Alors que le Costa Rica a maintenu une politique de porte ouverte à l'égard des personnes qui fuient les persécutions, l'afflux de Nicaraguayens a mis à rude épreuve le régime d'asile de ce petit pays d'Amérique centrale.

Pour traiter le nombre croissant de demandes d'asile, les autorités costaricaines, avec le soutien du HCR, l'Agence des Nations Unies pour les réfugiés, se sont efforcées de rationaliser le processus d’octroi du statut de réfugié en se basant sur des profils de personnes dont on sait qu'elles sont persécutées au Nicaragua.

Il s'agit notamment d'étudiants - comme Arturo -, de journalistes et d'ouvriers agricoles qui ont été pris pour cible en raison de leurs manifestations contre un projet visant à construire un canal interocéanique sur leurs terres. Cela a permis de traiter plus rapidement les demandes d'asile et d'obtenir un taux de reconnaissance plus élevé pour les Nicaraguayens.
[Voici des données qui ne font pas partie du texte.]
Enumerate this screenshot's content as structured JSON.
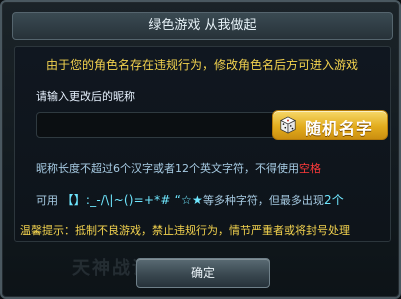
{
  "dialog": {
    "title": "绿色游戏 从我做起",
    "message": "由于您的角色名存在违规行为，修改角色名后方可进入游戏",
    "prompt": "请输入更改后的昵称",
    "name_input": {
      "value": "",
      "placeholder": ""
    },
    "random_button_label": "随机名字",
    "rules": {
      "line1_prefix": "昵称长度不超过6个汉字或者12个英文字符，不得使用",
      "line1_highlight": "空格",
      "line2_prefix": "可用",
      "line2_chars": "【】:_-/\\|~()=+*# “☆★",
      "line2_middle": "等多种字符，但最多出现",
      "line2_count": "2个"
    },
    "warning": "温馨提示：抵制不良游戏，禁止违规行为，情节严重者或将封号处理",
    "watermark": "天神战语",
    "confirm_label": "确定"
  },
  "colors": {
    "accent_yellow": "#f2d24e",
    "text_blue": "#a7cbe3",
    "highlight_red": "#ff3a3a",
    "highlight_cyan": "#6fe7ff",
    "random_button_gold": "#e3ad1e"
  },
  "icons": {
    "random_button_icon": "dice-icon"
  }
}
« Mon rêve est de devenir ingénieur. »

Pour Edwin*, un étudiant en graphisme âgé de 30 ans et originaire de Managua qui a également fui après avoir participé aux manifestations, être reconnu en tant que réfugié au Costa Rica changerait le cours de sa vie.
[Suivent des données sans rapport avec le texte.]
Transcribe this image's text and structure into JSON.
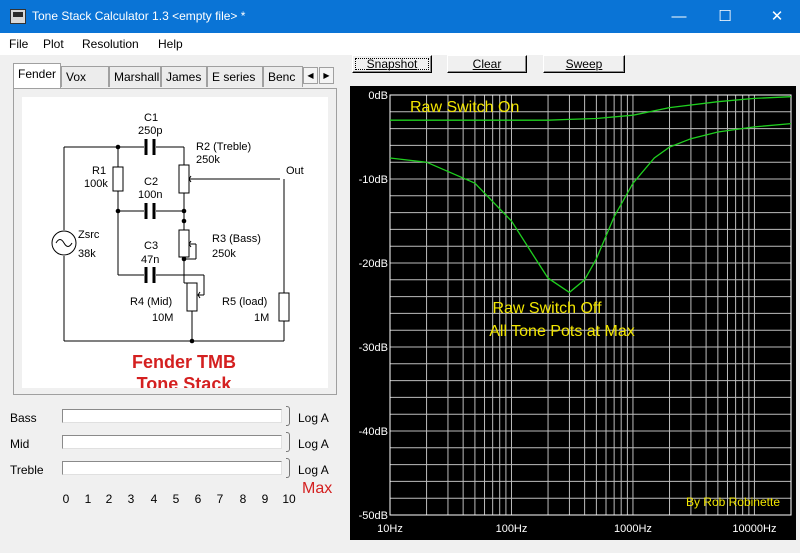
{
  "window": {
    "title": "Tone Stack Calculator 1.3 <empty file> *",
    "minimize_glyph": "—",
    "maximize_glyph": "☐",
    "close_glyph": "✕"
  },
  "menu": [
    "File",
    "Plot",
    "Resolution",
    "Help"
  ],
  "tabs": [
    "Fender",
    "Vox",
    "Marshall",
    "James",
    "E series",
    "Benc"
  ],
  "tab_scroll": {
    "left": "◀",
    "right": "▶"
  },
  "schematic": {
    "c1_name": "C1",
    "c1_value": "250p",
    "r2_name": "R2 (Treble)",
    "r2_value": "250k",
    "out": "Out",
    "r1_name": "R1",
    "r1_value": "100k",
    "c2_name": "C2",
    "c2_value": "100n",
    "zsrc_name": "Zsrc",
    "zsrc_value": "38k",
    "r3_name": "R3 (Bass)",
    "r3_value": "250k",
    "c3_name": "C3",
    "c3_value": "47n",
    "r4_name": "R4 (Mid)",
    "r4_value": "10M",
    "r5_name": "R5 (load)",
    "r5_value": "1M",
    "caption_line1": "Fender TMB",
    "caption_line2": "Tone Stack"
  },
  "controls": [
    {
      "name": "Bass",
      "taper": "Log A",
      "setting": 10
    },
    {
      "name": "Mid",
      "taper": "Log A",
      "setting": 10
    },
    {
      "name": "Treble",
      "taper": "Log A",
      "setting": 10
    }
  ],
  "scale": [
    "0",
    "1",
    "2",
    "3",
    "4",
    "5",
    "6",
    "7",
    "8",
    "9",
    "10"
  ],
  "scale_max": "Max",
  "buttons": {
    "snapshot": "Snapshot",
    "clear": "Clear",
    "sweep": "Sweep"
  },
  "colors": {
    "titlebar": "#0a74d6",
    "trace": "#1fcf1f",
    "annotation": "#f2e600",
    "caption": "#d42020",
    "plot_bg": "#000000"
  },
  "chart_data": {
    "type": "line",
    "x_scale": "log",
    "xlim": [
      10,
      20000
    ],
    "ylim": [
      -50,
      0
    ],
    "x_ticks": [
      "10Hz",
      "100Hz",
      "1000Hz",
      "10000Hz"
    ],
    "y_ticks": [
      "0dB",
      "-10dB",
      "-20dB",
      "-30dB",
      "-40dB",
      "-50dB"
    ],
    "grid": true,
    "annotations": [
      "Raw Switch On",
      "Raw Switch Off",
      "All Tone Pots at Max"
    ],
    "credit": "By Rob Robinette",
    "series": [
      {
        "x": [
          10,
          50,
          100,
          200,
          300,
          500,
          1000,
          2000,
          5000,
          10000,
          20000
        ],
        "y": [
          -3,
          -3,
          -3,
          -3,
          -2.9,
          -2.8,
          -2.4,
          -1.5,
          -0.8,
          -0.4,
          -0.2
        ]
      },
      {
        "x": [
          10,
          20,
          50,
          100,
          150,
          200,
          300,
          400,
          500,
          700,
          1000,
          1500,
          2000,
          3000,
          5000,
          10000,
          20000
        ],
        "y": [
          -7.5,
          -8,
          -10.5,
          -15,
          -19,
          -21.8,
          -23.5,
          -22,
          -19.5,
          -14.5,
          -10.5,
          -7.5,
          -6.2,
          -5.2,
          -4.4,
          -3.8,
          -3.4
        ]
      }
    ]
  }
}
« J'aimerais tant avoir déjà obtenu le statut de réfugié », a-t-il déclaré, ajoutant que son entretien avec les autorités locales en charge des réfugiés est prévu pour le mois de mai. « Cela signifie que j’obtiendrai un permis de travail ou tout simplement que je pourrai m'inscrire pour avoir une connexion Internet puis communiquer avec ma famille. »

Il espère également accéder au régime de santé du Costa Rica, qui a récemment annoncé l’intégration de 6000 réfugiés et demandeurs d'asile dans le système de sécurité sociale. « J'ai des problèmes aux reins et, ici, les médicaments sont très chers », a déclaré Edwin.
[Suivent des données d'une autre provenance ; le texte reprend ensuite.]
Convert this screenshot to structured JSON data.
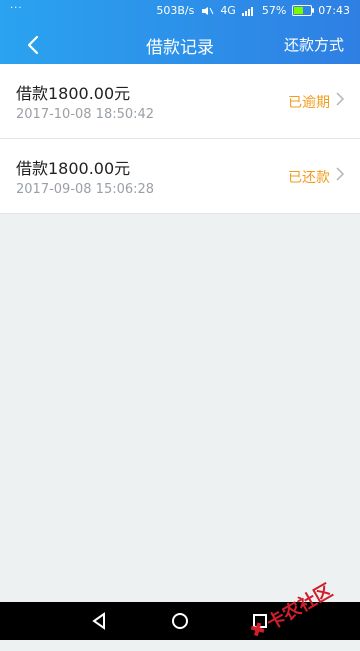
{
  "status_bar": {
    "network_speed": "503B/s",
    "network_label": "4G",
    "battery_percent": "57%",
    "time": "07:43",
    "battery_level": 0.57
  },
  "app_bar": {
    "back_icon": "chevron-left-icon",
    "title": "借款记录",
    "right_action": "还款方式"
  },
  "records": [
    {
      "amount": "借款1800.00元",
      "datetime": "2017-10-08 18:50:42",
      "status": "已逾期"
    },
    {
      "amount": "借款1800.00元",
      "datetime": "2017-09-08 15:06:28",
      "status": "已还款"
    }
  ],
  "colors": {
    "header_start": "#2aa3f0",
    "header_end": "#2f7fe3",
    "status_text": "#f29c1f",
    "background": "#eef1f2"
  },
  "watermark": {
    "text": "卡农社区"
  }
}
Edwin n'a pas renoncé à terminer ses études - si jamais il arrive à obtenir ses relevés de notes du Nicaragua. Pour l'instant, il se consacre à l’élevage de porcs, une activité à laquelle cet étudiant originaire d’un milieu urbain n'aurait jamais pensé auparavant.

Il vit désormais en zone rurale au nord du Costa Rica. Il a dû apprendre l’élevage de porcs, dont beaucoup sont des truies en gestation qui vivent dans des enclos. « J'ai mis au monde 22 petits cochons », dit-il. « Je n'arrive toujours pas à croire que j’ai pu faire ça. »

Arturo, l'étudiant en ingénierie, n'a pas non plus pu obtenir ses relevés de notes pour s'inscrire dans une université au Costa Rica. Mais sa détermination à terminer ses études demeure intacte.

« Mon rêve est de devenir ingénieur », a-t-il déclaré.